Measuring Real Improvements

AI adoption can easily become driven by hype rather than measurable results. To avoid this, CoinsPaid evaluates its AI initiatives using concrete performance metrics.

In some areas, particularly automated testing and routine frontend development tasks, teams have experienced noticeable reductions in development cycle times. Faster testing and documentation processes allow engineers to deliver updates more efficiently.

At the same time, Tulia emphasizes that AI does not eliminate complex engineering work. Difficult technical problems still require careful analysis and experienced judgment. AI works best when it removes repetitive steps that slow down teams.

AI’s Role in Security and Compliance

Security is one of the most sensitive areas in fintech. AI can assist security teams by analyzing documentation, mapping system interactions, or drafting initial threat models.

Because these tasks involve structured analysis, AI can perform the first stage quickly and consistently. However, final decisions always require human verification.

Language models can occasionally produce incorrect or incomplete results. In financial systems, even small mistakes can lead to significant consequences, including regulatory penalties, reputational damage, or financial losses.

For compliance tasks such as anti-money laundering (AML) reviews, AI can help gather information and highlight inconsistencies, but it cannot replace rule-based systems or regulatory oversight.

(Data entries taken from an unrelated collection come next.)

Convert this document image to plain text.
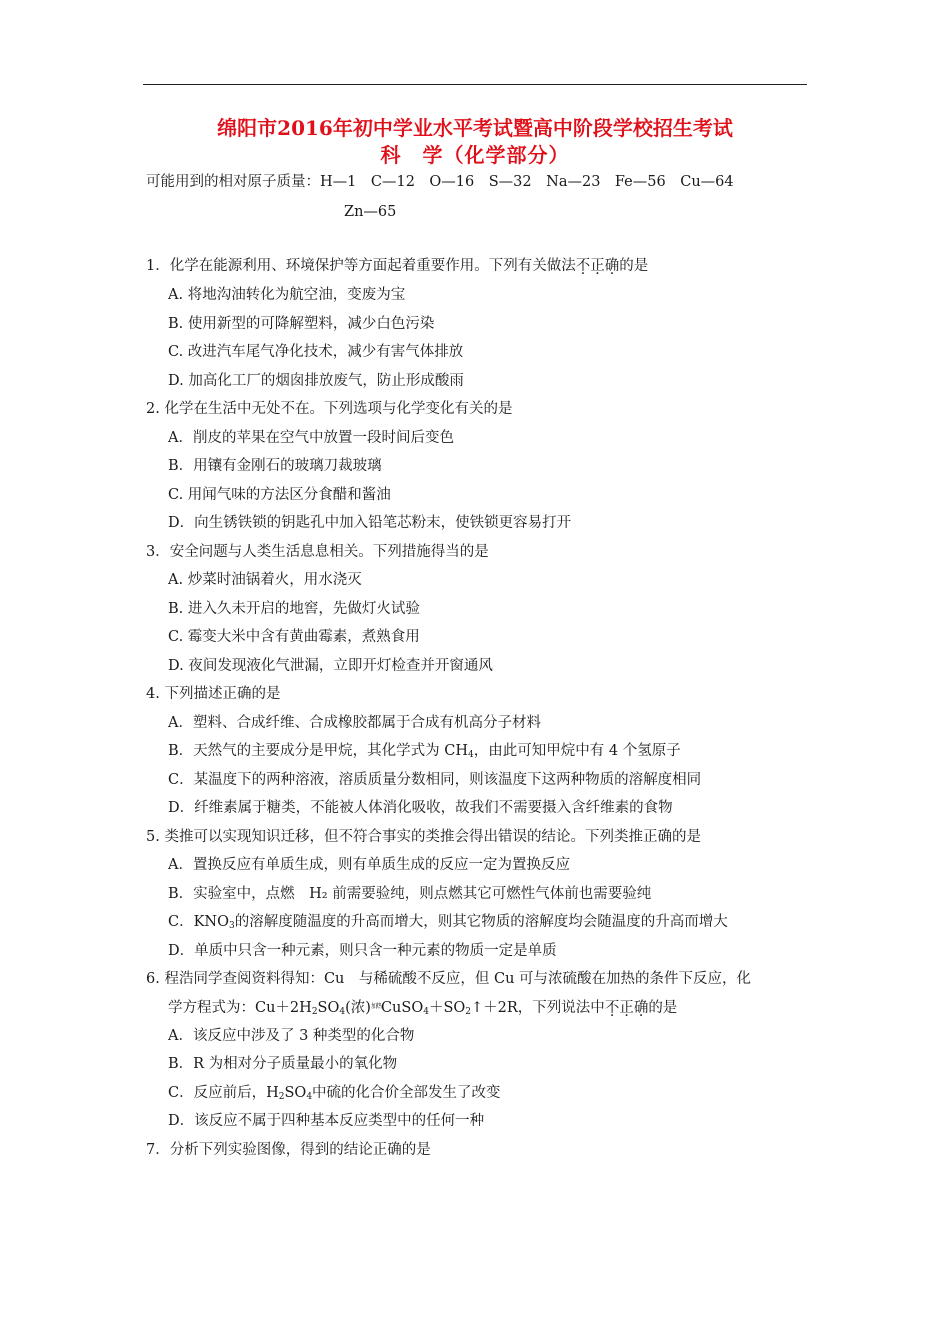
绵阳市2016年初中学业水平考试暨高中阶段学校招生考试
科　学（化学部分）
可能用到的相对原子质量：H—1　C—12　O—16　S—32　Na—23　Fe—56　Cu—64
Zn—65
1．化学在能源利用、环境保护等方面起着重要作用。下列有关做法不正确的是
A. 将地沟油转化为航空油，变废为宝
B. 使用新型的可降解塑料，减少白色污染
C. 改进汽车尾气净化技术，减少有害气体排放
D. 加高化工厂的烟囱排放废气，防止形成酸雨
2. 化学在生活中无处不在。下列选项与化学变化有关的是
A．削皮的苹果在空气中放置一段时间后变色
B．用镶有金刚石的玻璃刀裁玻璃
C. 用闻气味的方法区分食醋和酱油
D．向生锈铁锁的钥匙孔中加入铅笔芯粉末，使铁锁更容易打开
3．安全问题与人类生活息息相关。下列措施得当的是
A. 炒菜时油锅着火，用水浇灭
B. 进入久未开启的地窖，先做灯火试验
C. 霉变大米中含有黄曲霉素，煮熟食用
D. 夜间发现液化气泄漏，立即开灯检查并开窗通风
4. 下列描述正确的是
A．塑料、合成纤维、合成橡胶都属于合成有机高分子材料
B．天然气的主要成分是甲烷，其化学式为 $CH_4$，由此可知甲烷中有 4 个氢原子
C．某温度下的两种溶液，溶质质量分数相同，则该温度下这两种物质的溶解度相同
D．纤维素属于糖类，不能被人体消化吸收，故我们不需要摄入含纤维素的食物
5. 类推可以实现知识迁移，但不符合事实的类推会得出错误的结论。下列类推正确的是
A．置换反应有单质生成，则有单质生成的反应一定为置换反应
B．实验室中，点燃　H₂ 前需要验纯，则点燃其它可燃性气体前也需要验纯
C．$KNO_3$的溶解度随温度的升高而增大，则其它物质的溶解度均会随温度的升高而增大
D．单质中只含一种元素，则只含一种元素的物质一定是单质
6. 程浩同学查阅资料得知：Cu　与稀硫酸不反应，但 Cu 可与浓硫酸在加热的条件下反应，化
学方程式为：$Cu+2H_2SO_4$(浓)$^{加热}CuSO_4+SO_2↑+2R$，下列说法中不正确的是
A．该反应中涉及了 3 种类型的化合物
B．R 为相对分子质量最小的氧化物
C．反应前后，$H_2SO_4$中硫的化合价全部发生了改变
D．该反应不属于四种基本反应类型中的任何一种
7．分析下列实验图像，得到的结论正确的是
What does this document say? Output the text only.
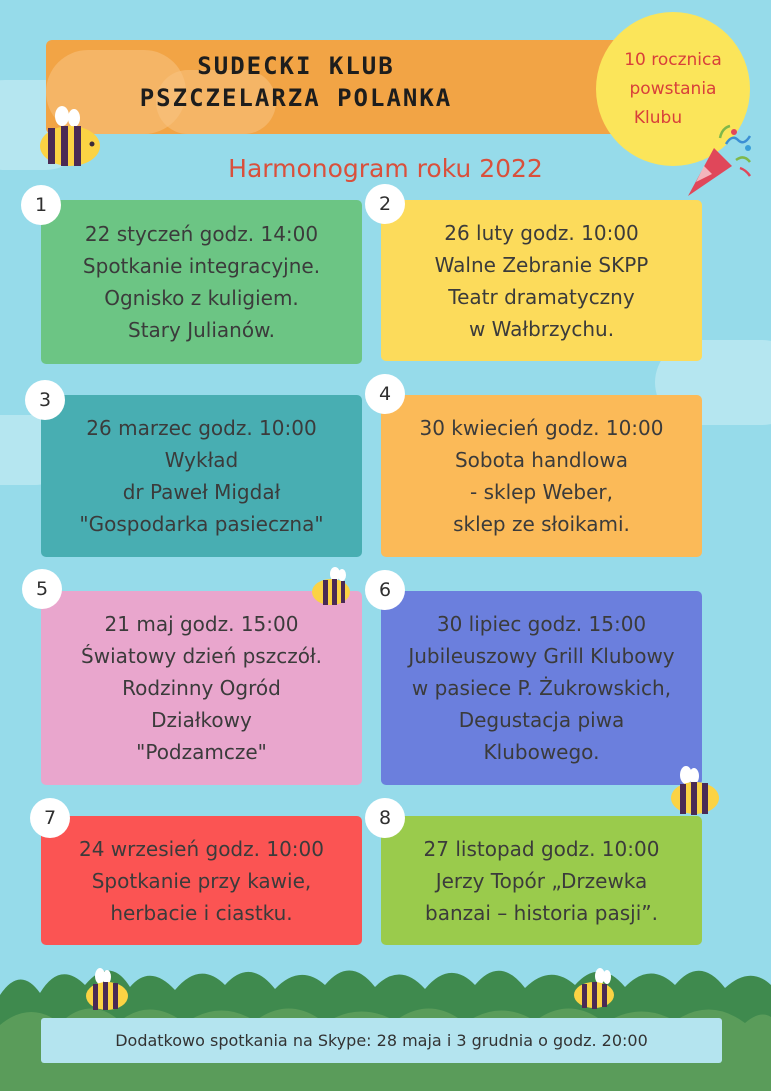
SUDECKI KLUB
PSZCZELARZA POLANKA
10 rocznica
powstania
Klubu
Harmonogram roku 2022
22 styczeń godz. 14:00
Spotkanie integracyjne.
Ognisko z kuligiem.
Stary Julianów.
1
26 luty godz. 10:00
Walne Zebranie SKPP
Teatr dramatyczny
w Wałbrzychu.
2
26 marzec godz. 10:00
Wykład
dr Paweł Migdał
"Gospodarka pasieczna"
3
30 kwiecień godz. 10:00
Sobota handlowa
- sklep Weber,
sklep ze słoikami.
4
21 maj godz. 15:00
Światowy dzień pszczół.
Rodzinny Ogród
Działkowy
"Podzamcze"
5
30 lipiec godz. 15:00
Jubileuszowy Grill Klubowy
w pasiece P. Żukrowskich,
Degustacja piwa
Klubowego.
6
24 wrzesień godz. 10:00
Spotkanie przy kawie,
herbacie i ciastku.
7
27 listopad godz. 10:00
Jerzy Topór „Drzewka
banzai – historia pasji”.
8
Dodatkowo spotkania na Skype: 28 maja i 3 grudnia o godz. 20:00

Human experts must always make the final decision.

Looking Toward the Future of AI in Payments

As AI technologies continue to evolve, fintech companies are exploring new possibilities, including systems where AI agents assist with payment flows or customer interactions.

However, Tulia believes the greatest challenge will not be technological capability but trust. Any system that interacts with financial transactions must clearly demonstrate user consent, transparency, and accountability.

Rather than replacing financial infrastructure, AI will likely act as an additional layer that improves coordination and efficiency across payment systems.

Governance Will Determine Success

The success of AI adoption ultimately depends not only on technology but also on organizational discipline.

Companies that implement clear governance structures, strong security policies, and measurable performance goals will be able to use AI effectively. Organizations that focus only on speed without proper oversight risk creating future technical debt and operational vulnerabilities.

For fintech companies, the most successful strategy will be one that combines technological innovation with careful governance.

Artificial intelligence can accelerate workflows and reduce operational delays. But in highly regulated industries such as payments, the human role remains essential. The future of AI in fintech will not be about replacing people — it will be about helping them work faster, more accurately, and more efficiently.